Robert T. Foley's new book, "German Strategy.." is an examination of German military ideas from the end of the Franco-German War to the First World War. It culminates in an in-depth investigation of Falkenhayn's strategy for 1916, including the role of the Verdun battle in his overall plan.
The book is extremely well researched, and a look at the book's
bibliography shows the hard work, and amount of research the author put into his study. Sources include many unpublished documents from various archives in multiple countries.
On the salient point of Verdun, and Falkenhayn's true intentions, the author weaves a larger picture of German strategy for 1916, with the Verdun battle being but a piece of an overall larger plan. Foley himself admits that reconstructing Falkenhayn's true plan is difficult, due to the amount of secrecy and disinformation involved-that being said he does an admirable job.
Most interestingly Foley does not include Falkenhayn's famous "Christmas Memorandum," of 1915 as one of the pieces in reconstructing the Verdun puzzle. He states that because the authenticity of the Memorandum has never been established, and in fact, has been disputed, he does not include it. Instead, he relies on first hand accounts of conversations with Falkenhayn, and plans requested from, and submitted by, various German armies along the Western front.
He builds a picture of Falkenhayn's strategy for 1916 which is compelling. Verdun was to be the means to draw the French reserves into battle, inflict casualties on them, and weaken other areas of the French front by drawing troops to the Verdun battle.

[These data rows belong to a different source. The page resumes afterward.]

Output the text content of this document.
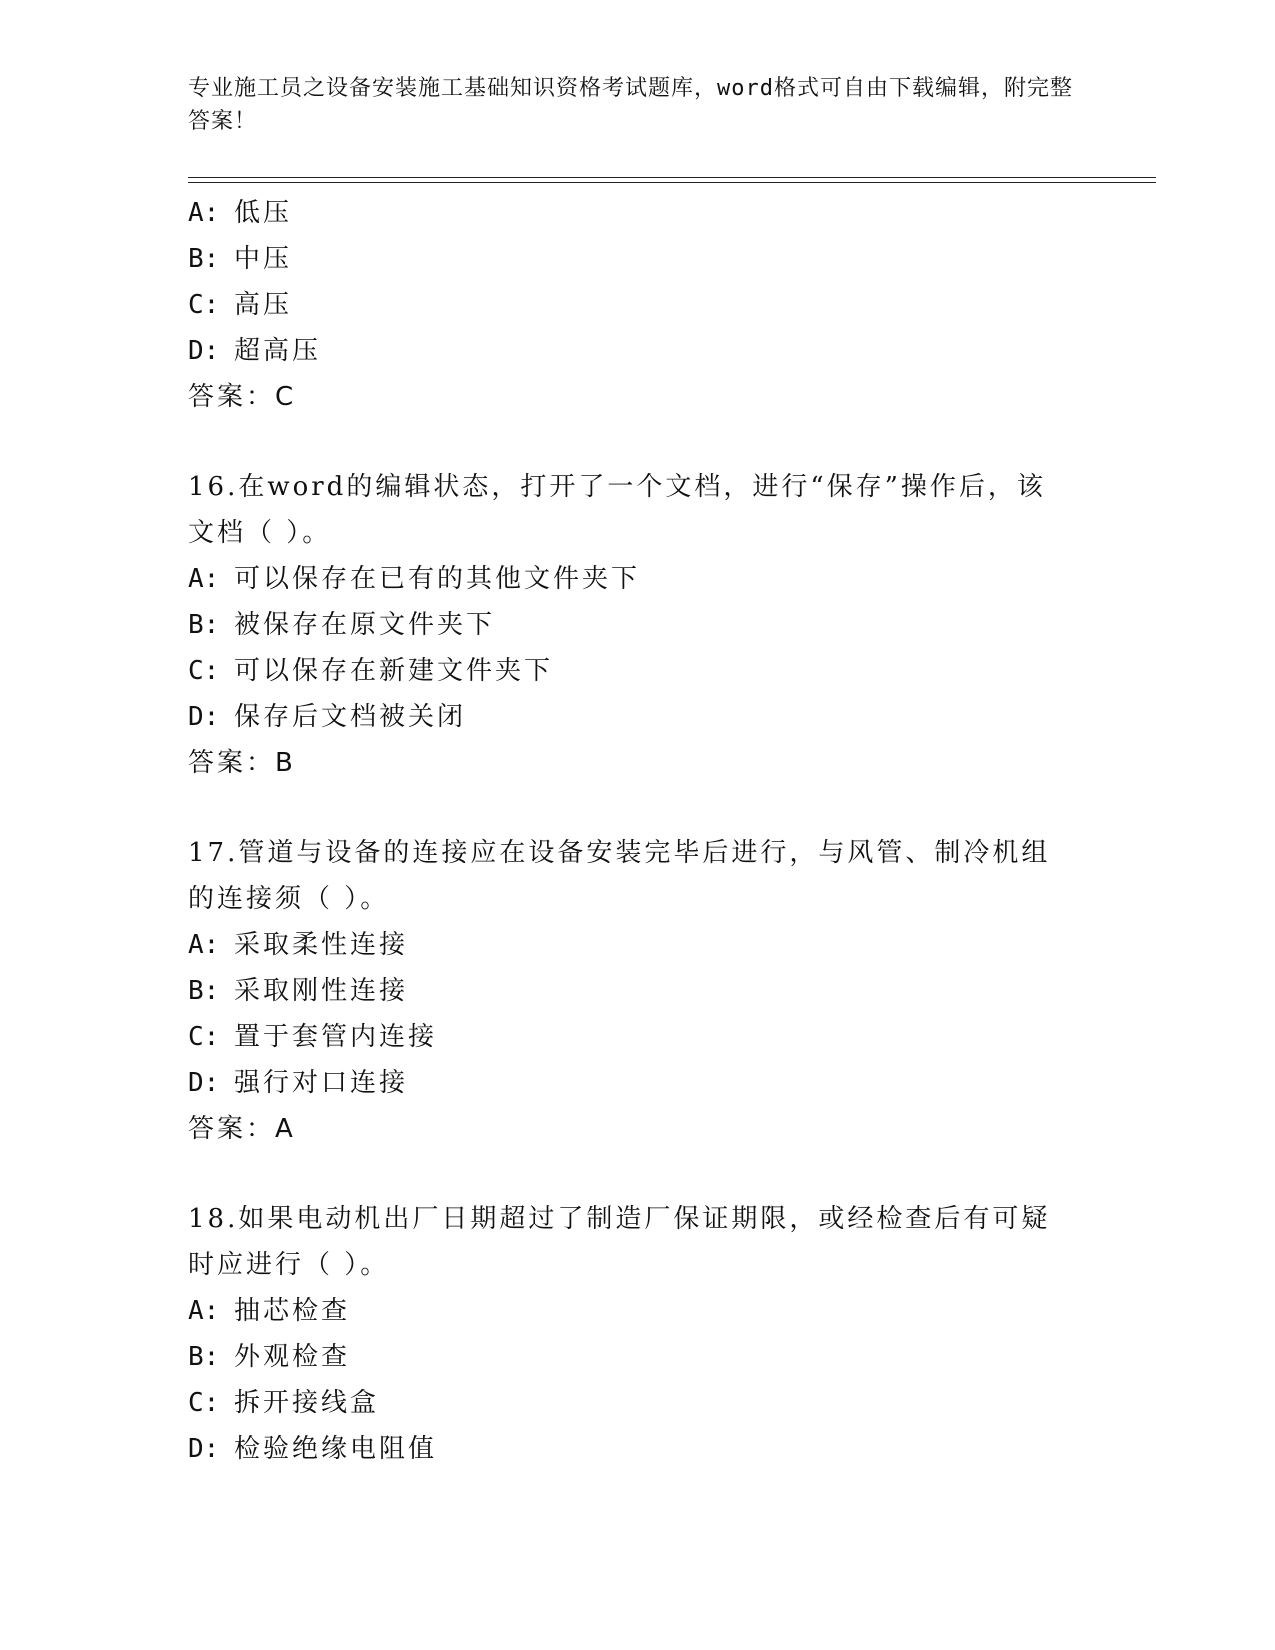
专业施工员之设备安装施工基础知识资格考试题库，word格式可自由下载编辑，附完整答案！
A: 低压
B: 中压
C: 高压
D: 超高压
答案：C
16.在word的编辑状态，打开了一个文档，进行“保存”操作后，该文档（ ）。
A: 可以保存在已有的其他文件夹下
B: 被保存在原文件夹下
C: 可以保存在新建文件夹下
D: 保存后文档被关闭
答案：B
17.管道与设备的连接应在设备安装完毕后进行，与风管、制冷机组的连接须（ ）。
A: 采取柔性连接
B: 采取刚性连接
C: 置于套管内连接
D: 强行对口连接
答案：A
18.如果电动机出厂日期超过了制造厂保证期限，或经检查后有可疑时应进行（ ）。
A: 抽芯检查
B: 外观检查
C: 拆开接线盒
D: 检验绝缘电阻值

The Verdun battle was also to provoke a premature Allied counter-attack, which would be bled white by German forces on the defensive. Once these aims had been achieved Falkenhayn would use his own reserve forces to launch attacks at other points along the front. Foley also gives a detailed description of the execution of the Verdun battle and how it went wrong.

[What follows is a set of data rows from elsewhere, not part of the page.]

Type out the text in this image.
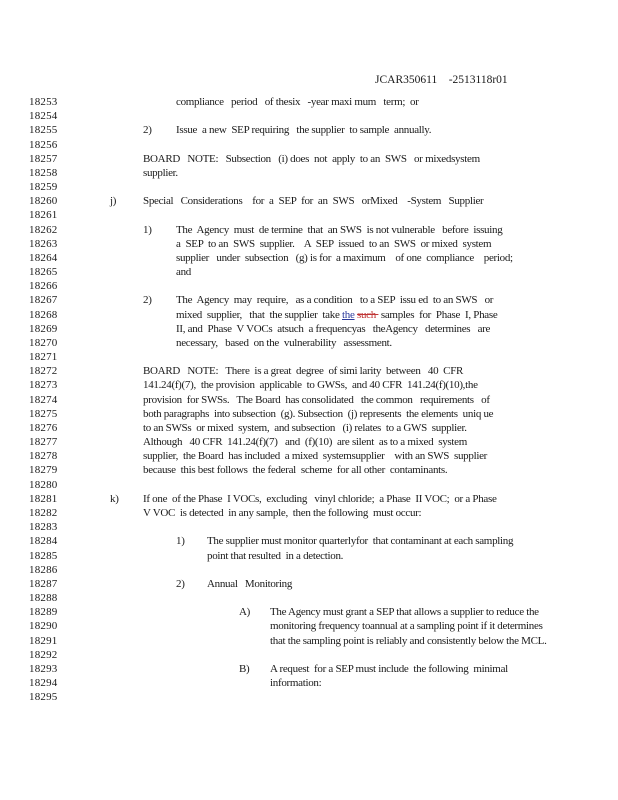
JCAR350611    -2513118r01
18253	compliance   period   of thesix   -year maxi mum   term;  or
18254
18255	2) Issue  a new  SEP requiring   the supplier  to sample  annually.
18256
18257	BOARD   NOTE:   Subsection   (i) does  not  apply  to an  SWS   or mixedsystem
18258	supplier.
18259
18260	j) Special   Considerations    for  a  SEP  for  an  SWS   orMixed    -System   Supplier
18261
18262	1) The  Agency  must  de termine  that  an SWS  is not vulnerable   before  issuing
18263	a  SEP  to an  SWS  supplier.    A  SEP  issued  to an  SWS  or mixed  system
18264	supplier   under  subsection   (g) is for  a maximum    of one  compliance    period;
18265	and
18266
18267	2) The  Agency  may  require,   as a condition   to a SEP  issu ed  to an SWS   or
18268	mixed  supplier,   that  the supplier  take the such  samples  for  Phase  I, Phase
18269	II, and  Phase  V VOCs  atsuch  a frequencyas   theAgency   determines   are
18270	necessary,   based  on the  vulnerability   assessment.
18271
18272	BOARD   NOTE:   There  is a great  degree  of simi larity  between   40  CFR
18273	141.24(f)(7),  the provision  applicable  to GWSs,  and 40 CFR  141.24(f)(10),the
18274	provision  for SWSs.   The Board  has consolidated   the common   requirements   of
18275	both paragraphs  into subsection  (g). Subsection  (j) represents  the elements  uniq ue
18276	to an SWSs  or mixed  system,  and subsection   (i) relates  to a GWS  supplier.
18277	Although   40 CFR  141.24(f)(7)   and  (f)(10)  are silent  as to a mixed  system
18278	supplier,  the Board  has included  a mixed  systemsupplier    with an SWS  supplier
18279	because  this best follows  the federal  scheme  for all other  contaminants.
18280
18281	k) If one  of the Phase  I VOCs,  excluding   vinyl chloride;  a Phase  II VOC;  or a Phase
18282	V VOC  is detected  in any sample,  then the following  must occur:
18283
18284	1) The supplier must monitor quarterlyfor  that contaminant at each sampling
18285	point that resulted  in a detection.
18286
18287	2) Annual   Monitoring
18288
18289	A) The Agency must grant a SEP that allows a supplier to reduce the
18290	monitoring frequency toannual at a sampling point if it determines
18291	that the sampling point is reliably and consistently below the MCL.
18292
18293	B) A request  for a SEP must include  the following  minimal
18294	information:
18295
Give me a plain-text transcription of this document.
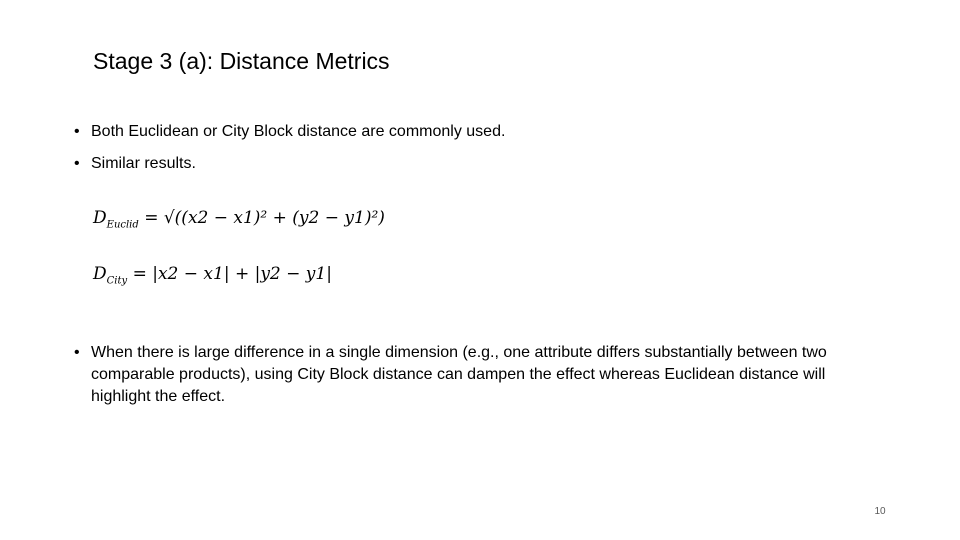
Stage 3 (a): Distance Metrics
• Both Euclidean or City Block distance are commonly used.
• Similar results.
$D_{Euclid} = √((x2 - x1)^2 + (y2 - y1)^2)$
$D_{City} = |x2 - x1| + |y2 - y1|$
• When there is large difference in a single dimension (e.g., one attribute differs substantially between two comparable products), using City Block distance can dampen the effect whereas Euclidean distance will highlight the effect.
10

His book ends by explaining how the failure of Falkenhayn's strategy led the German military to abandon its attempt at a strategy of attrition, and return to the strategy of annihilation.
Foley's book it well written, with copious notes on sources, and well balanced. He even includes footnotes such as, "For a differing view see."
By presenting a comprehensive view of Falkenhayn's strategy for 1916, with Verdun as only one aspect of that strategy, the author goes a long way towards removing the shroud of mystery that has surrounded Falkenhayn and objectives for Verdun.